"Chita pa bay."
Proverb: "Sitting doesn't yield - one must work to receive."
The lodging in Port-au-Prince was our first stop in a week long journey. Arriving at Matthew 25 was like coming home again - seeing Michelle Pitelli (HS Social Worker from North Carolina), a friend from last year's service work. We connected with Brittany Moore ('16 grad from IA), Alexandria Stanford ('16 grad from NC), and Allison Vogt (NC educator, nurse, and certified doula). We met and immediately developed a friendship, all with the same heart to serve the Haitian people. "Chita pa bay" - "one must work to receive." And there is much to accomplish through ServeHAITI.
Saturday dawned and we immediately noticed the first of many differences Kim Snyder, yearlong volutneer with ServeHAITI, had made. What had been known as Haitian time for the past few years was now real time. The Haitian time we had grown to know was two hours past the time set; real time was on time. Kim began a yearlong volunteer post with ServeHAITI in March. She came from managing the Ritz-Carlton in Dubai in the United Arab Emirate to managing a remote health clinic in the mountains of Grand-Bois, Haiti. Quite a change in location but more rewarding than one can imagine. Kim's heart to serve is making a difference in Grand-Bois one day at a time.
The 55 mile journey from Port-au-Prince to Grand-Bois was the usual four hour trip up a rugged mountain road with deep ruts, large rocks, and breath-taking landscape. Signs of politics were everywhere with notices for whom to vote spray-painted on trees. With few newspapers, media becomes messages tagged on buildings and walls throughout the countryside. We breathed a sigh as the medical clinic came into view. Haitian proverb - "Chemen long pa touye ou." "The long road doesn't kill you. Perseverance is good. We saw perseverance all along the way - those on donkeys loaded with water jugs and coffee beans, all ages on foot making their way rock by rock up the mountainside after selling their products along roadside stands. Trucks piled high with people and charcoal, thankful for a bumpy ride with a friendly crowd. "Chemen long pa touye ou." Perseverance is good.
We are welcomed by familiar faces - Abraham (interpreter and security guard), Boulè (driver and security guard), and Fednor (driver and maintenance manager). Welcomed by a new face - David Baptiste (interpreter) and a loyal face - Jean-Louis (manager of the medical clinic). We were treated to servings of beans & rice, fried plantains, and tasty pork. Dusty suitcases were lined up in the conference room and baby formula along with medicine and baby packets unpacked - packets lovingly prepared by CNA classes in NC.

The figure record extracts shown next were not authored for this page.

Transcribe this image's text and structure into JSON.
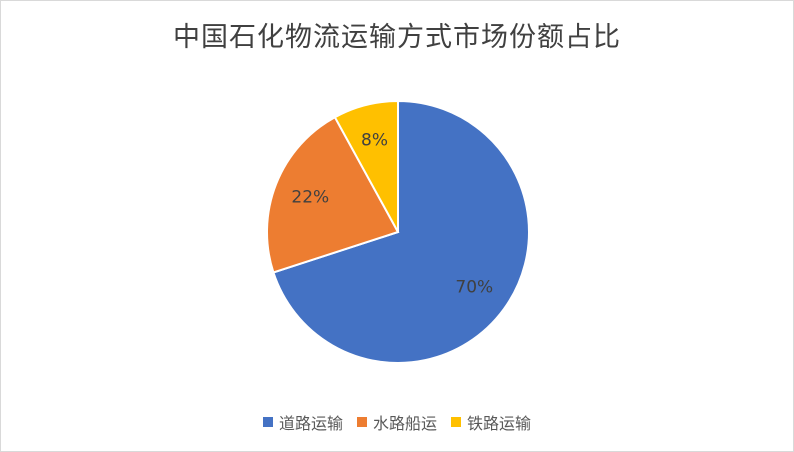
{
  "chart_data": {
    "type": "pie",
    "title": "中国石化物流运输方式市场份额占比",
    "unit": "%",
    "slices": [
      {
        "name": "道路运输",
        "value": 70,
        "label": "70%",
        "color": "#4472C4"
      },
      {
        "name": "水路船运",
        "value": 22,
        "label": "22%",
        "color": "#ED7D31"
      },
      {
        "name": "铁路运输",
        "value": 8,
        "label": "8%",
        "color": "#FFC000"
      }
    ],
    "start_angle": "12 o'clock",
    "direction": "clockwise",
    "legend_position": "bottom"
  }
}
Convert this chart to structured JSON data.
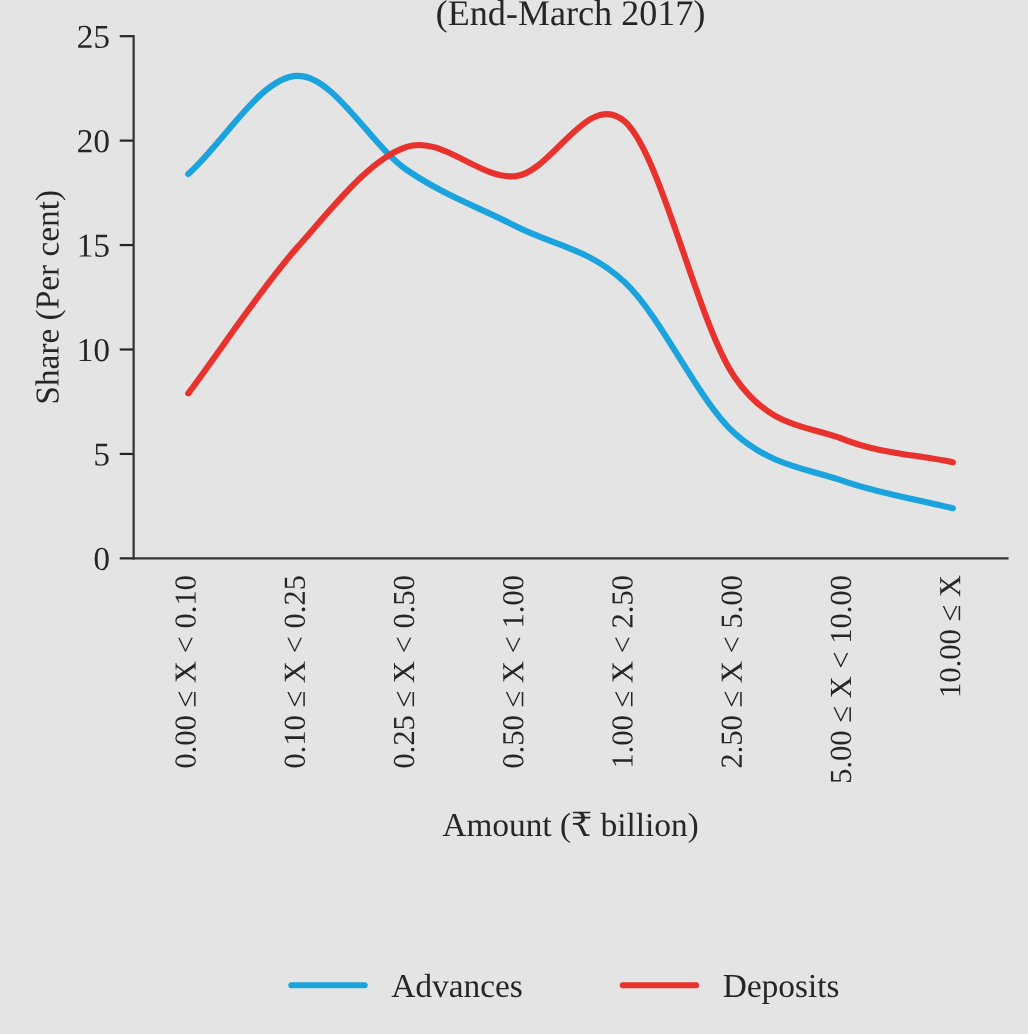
{
  "chart_data": {
    "type": "line",
    "title": "(End-March 2017)",
    "xlabel": "Amount (₹ billion)",
    "ylabel": "Share (Per cent)",
    "categories": [
      "0.00 ≤ X < 0.10",
      "0.10 ≤ X < 0.25",
      "0.25 ≤ X < 0.50",
      "0.50 ≤ X < 1.00",
      "1.00 ≤ X < 2.50",
      "2.50 ≤ X < 5.00",
      "5.00 ≤ X < 10.00",
      "10.00 ≤ X"
    ],
    "series": [
      {
        "name": "Advances",
        "color": "#1aa3dc",
        "values": [
          18.4,
          23.1,
          18.6,
          15.9,
          13.2,
          6.0,
          3.7,
          2.4
        ]
      },
      {
        "name": "Deposits",
        "color": "#e8322d",
        "values": [
          7.9,
          14.9,
          19.7,
          18.3,
          20.9,
          8.7,
          5.7,
          4.6
        ]
      }
    ],
    "ylim": [
      0,
      25
    ],
    "yticks": [
      0,
      5,
      10,
      15,
      20,
      25
    ],
    "grid": false,
    "legend": "bottom",
    "marker": "none",
    "line_style": "solid"
  }
}
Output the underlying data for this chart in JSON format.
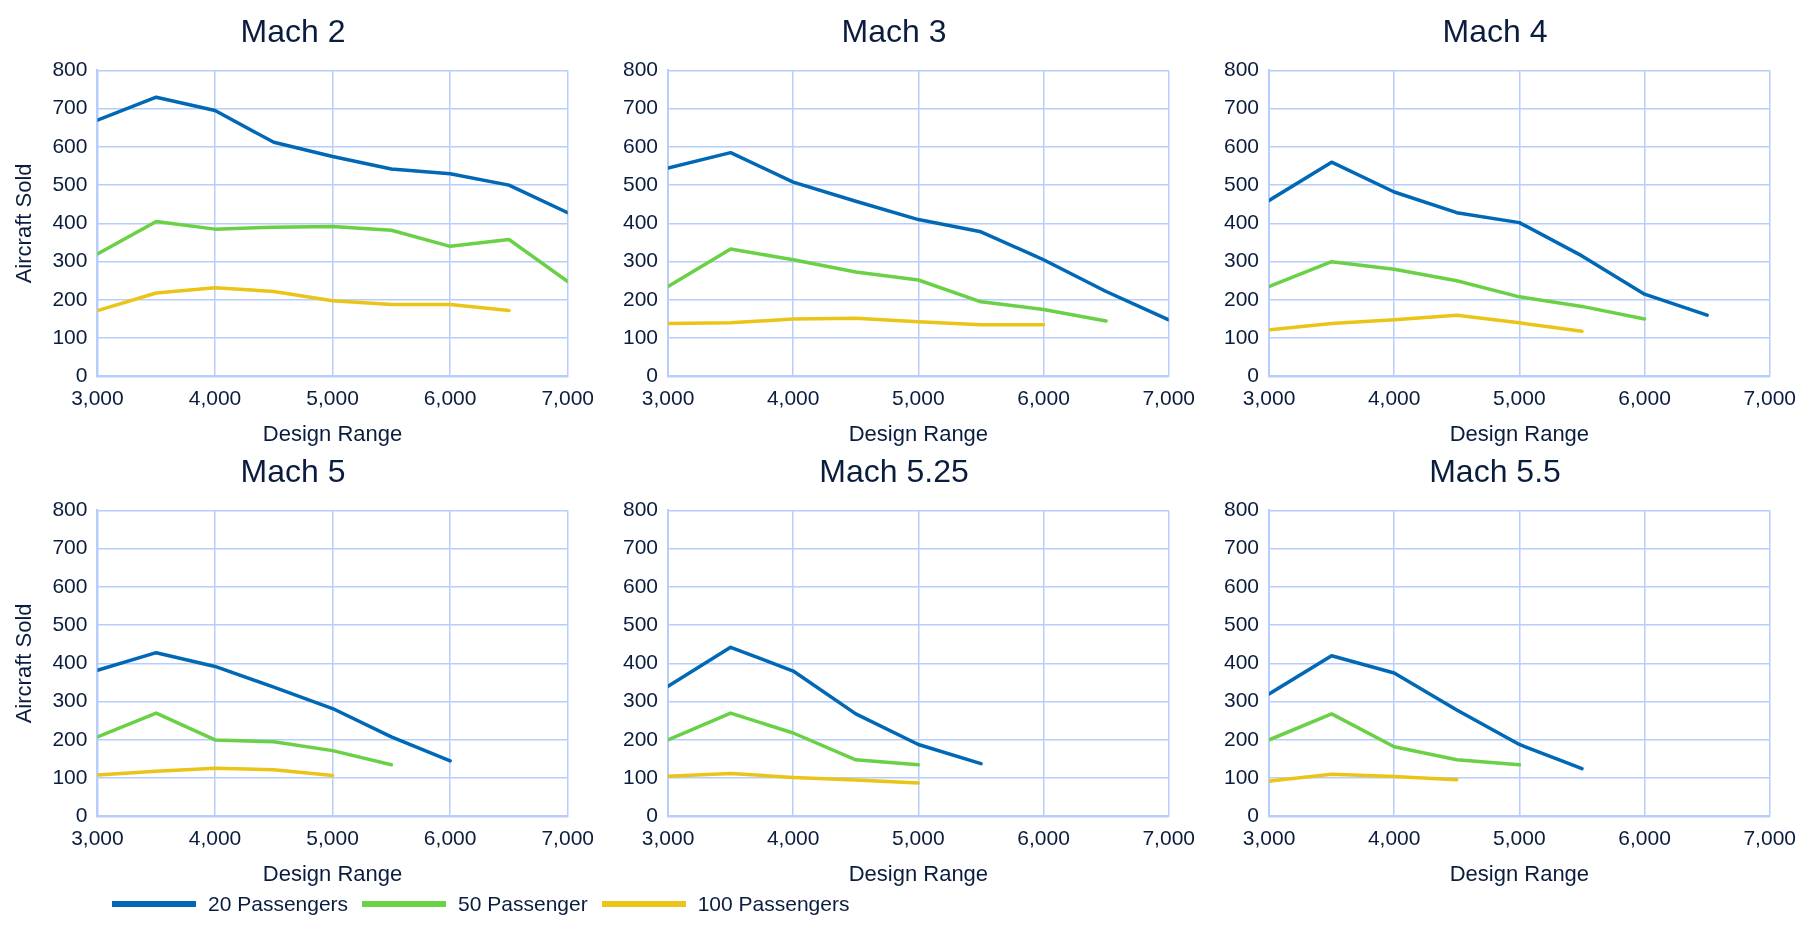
{
  "chart_data": [
    {
      "type": "line",
      "title": "Mach 2",
      "xlabel": "Design Range",
      "ylabel": "Aircraft Sold",
      "x": [
        3000,
        3500,
        4000,
        4500,
        5000,
        5500,
        6000,
        6500,
        7000
      ],
      "xlim": [
        3000,
        7000
      ],
      "xticks": [
        {
          "value": 3000,
          "label": "3,000"
        },
        {
          "value": 4000,
          "label": "4,000"
        },
        {
          "value": 5000,
          "label": "5,000"
        },
        {
          "value": 6000,
          "label": "6,000"
        },
        {
          "value": 7000,
          "label": "7,000"
        }
      ],
      "ylim": [
        0,
        800
      ],
      "yticks": [
        0,
        100,
        200,
        300,
        400,
        500,
        600,
        700,
        800
      ],
      "grid": true,
      "marker": "none",
      "line_style": "solid",
      "series": [
        {
          "color": "#0068b5",
          "values": [
            670,
            730,
            695,
            612,
            575,
            542,
            530,
            500,
            428
          ]
        },
        {
          "color": "#6ad146",
          "values": [
            320,
            405,
            385,
            390,
            392,
            382,
            340,
            358,
            248
          ]
        },
        {
          "color": "#eac518",
          "values": [
            172,
            218,
            232,
            222,
            198,
            188,
            188,
            172,
            null
          ]
        }
      ]
    },
    {
      "type": "line",
      "title": "Mach 3",
      "xlabel": "Design Range",
      "x": [
        3000,
        3500,
        4000,
        4500,
        5000,
        5500,
        6000,
        6500,
        7000
      ],
      "xlim": [
        3000,
        7000
      ],
      "xticks": [
        {
          "value": 3000,
          "label": "3,000"
        },
        {
          "value": 4000,
          "label": "4,000"
        },
        {
          "value": 5000,
          "label": "5,000"
        },
        {
          "value": 6000,
          "label": "6,000"
        },
        {
          "value": 7000,
          "label": "7,000"
        }
      ],
      "ylim": [
        0,
        800
      ],
      "yticks": [
        0,
        100,
        200,
        300,
        400,
        500,
        600,
        700,
        800
      ],
      "grid": true,
      "marker": "none",
      "line_style": "solid",
      "series": [
        {
          "color": "#0068b5",
          "values": [
            545,
            585,
            508,
            458,
            410,
            378,
            305,
            222,
            148
          ]
        },
        {
          "color": "#6ad146",
          "values": [
            235,
            333,
            305,
            273,
            252,
            195,
            175,
            145,
            null
          ]
        },
        {
          "color": "#eac518",
          "values": [
            138,
            140,
            150,
            152,
            143,
            135,
            135,
            null,
            null
          ]
        }
      ]
    },
    {
      "type": "line",
      "title": "Mach 4",
      "xlabel": "Design Range",
      "x": [
        3000,
        3500,
        4000,
        4500,
        5000,
        5500,
        6000,
        6500
      ],
      "xlim": [
        3000,
        7000
      ],
      "xticks": [
        {
          "value": 3000,
          "label": "3,000"
        },
        {
          "value": 4000,
          "label": "4,000"
        },
        {
          "value": 5000,
          "label": "5,000"
        },
        {
          "value": 6000,
          "label": "6,000"
        },
        {
          "value": 7000,
          "label": "7,000"
        }
      ],
      "ylim": [
        0,
        800
      ],
      "yticks": [
        0,
        100,
        200,
        300,
        400,
        500,
        600,
        700,
        800
      ],
      "grid": true,
      "marker": "none",
      "line_style": "solid",
      "series": [
        {
          "color": "#0068b5",
          "values": [
            460,
            560,
            482,
            428,
            402,
            315,
            215,
            160
          ]
        },
        {
          "color": "#6ad146",
          "values": [
            235,
            300,
            280,
            250,
            208,
            183,
            150,
            null
          ]
        },
        {
          "color": "#eac518",
          "values": [
            122,
            138,
            148,
            160,
            140,
            118,
            null,
            null
          ]
        }
      ]
    },
    {
      "type": "line",
      "title": "Mach 5",
      "xlabel": "Design Range",
      "ylabel": "Aircraft Sold",
      "x": [
        3000,
        3500,
        4000,
        4500,
        5000,
        5500,
        6000
      ],
      "xlim": [
        3000,
        7000
      ],
      "xticks": [
        {
          "value": 3000,
          "label": "3,000"
        },
        {
          "value": 4000,
          "label": "4,000"
        },
        {
          "value": 5000,
          "label": "5,000"
        },
        {
          "value": 6000,
          "label": "6,000"
        },
        {
          "value": 7000,
          "label": "7,000"
        }
      ],
      "ylim": [
        0,
        800
      ],
      "yticks": [
        0,
        100,
        200,
        300,
        400,
        500,
        600,
        700,
        800
      ],
      "grid": true,
      "marker": "none",
      "line_style": "solid",
      "series": [
        {
          "color": "#0068b5",
          "values": [
            382,
            428,
            392,
            338,
            282,
            208,
            145
          ]
        },
        {
          "color": "#6ad146",
          "values": [
            208,
            270,
            200,
            195,
            172,
            135,
            null
          ]
        },
        {
          "color": "#eac518",
          "values": [
            108,
            118,
            126,
            122,
            107,
            null,
            null
          ]
        }
      ]
    },
    {
      "type": "line",
      "title": "Mach 5.25",
      "xlabel": "Design Range",
      "x": [
        3000,
        3500,
        4000,
        4500,
        5000,
        5500
      ],
      "xlim": [
        3000,
        7000
      ],
      "xticks": [
        {
          "value": 3000,
          "label": "3,000"
        },
        {
          "value": 4000,
          "label": "4,000"
        },
        {
          "value": 5000,
          "label": "5,000"
        },
        {
          "value": 6000,
          "label": "6,000"
        },
        {
          "value": 7000,
          "label": "7,000"
        }
      ],
      "ylim": [
        0,
        800
      ],
      "yticks": [
        0,
        100,
        200,
        300,
        400,
        500,
        600,
        700,
        800
      ],
      "grid": true,
      "marker": "none",
      "line_style": "solid",
      "legend": "bottom",
      "series": [
        {
          "name": "20 Passengers",
          "color": "#0068b5",
          "values": [
            340,
            442,
            380,
            268,
            188,
            138
          ]
        },
        {
          "name": "50 Passenger",
          "color": "#6ad146",
          "values": [
            200,
            270,
            218,
            148,
            135,
            null
          ]
        },
        {
          "name": "100 Passengers",
          "color": "#eac518",
          "values": [
            105,
            112,
            102,
            95,
            87,
            null
          ]
        }
      ]
    },
    {
      "type": "line",
      "title": "Mach 5.5",
      "xlabel": "Design Range",
      "x": [
        3000,
        3500,
        4000,
        4500,
        5000,
        5500
      ],
      "xlim": [
        3000,
        7000
      ],
      "xticks": [
        {
          "value": 3000,
          "label": "3,000"
        },
        {
          "value": 4000,
          "label": "4,000"
        },
        {
          "value": 5000,
          "label": "5,000"
        },
        {
          "value": 6000,
          "label": "6,000"
        },
        {
          "value": 7000,
          "label": "7,000"
        }
      ],
      "ylim": [
        0,
        800
      ],
      "yticks": [
        0,
        100,
        200,
        300,
        400,
        500,
        600,
        700,
        800
      ],
      "grid": true,
      "marker": "none",
      "line_style": "solid",
      "series": [
        {
          "color": "#0068b5",
          "values": [
            320,
            420,
            375,
            278,
            188,
            125
          ]
        },
        {
          "color": "#6ad146",
          "values": [
            200,
            268,
            182,
            148,
            135,
            null
          ]
        },
        {
          "color": "#eac518",
          "values": [
            92,
            110,
            104,
            96,
            null,
            null
          ]
        }
      ]
    }
  ]
}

Maciene and David gave a presentation to us as they shared the Gift of Water buckets and explained how they are changing Grand-Bois with hundreds saved from the diseases associated with drinking tainted water. A donation of $50 provides the buckets along with visits from water technicians who test the quality of the water every week. Technicians are trained by Maciene. There are nearly 11, 000 families in the Grand-Bois area with around 300 with Gift of Water buckets. Gift of Water is one ServeHAITI service that employs Haitians helping Haitians.
Reflections are shared on the porch as we are reminded that the steps we take are small but mighty. We cannot solve all the difficulties of the Grand-Bois area but we can make changes through a heart to serve with hands and feet to move forward. "Chen gen kat pat; se yon sel chement li fe." The dog has four paws but it takes only one path. "One thing at a time." Tomorrow will hold more treasured memories!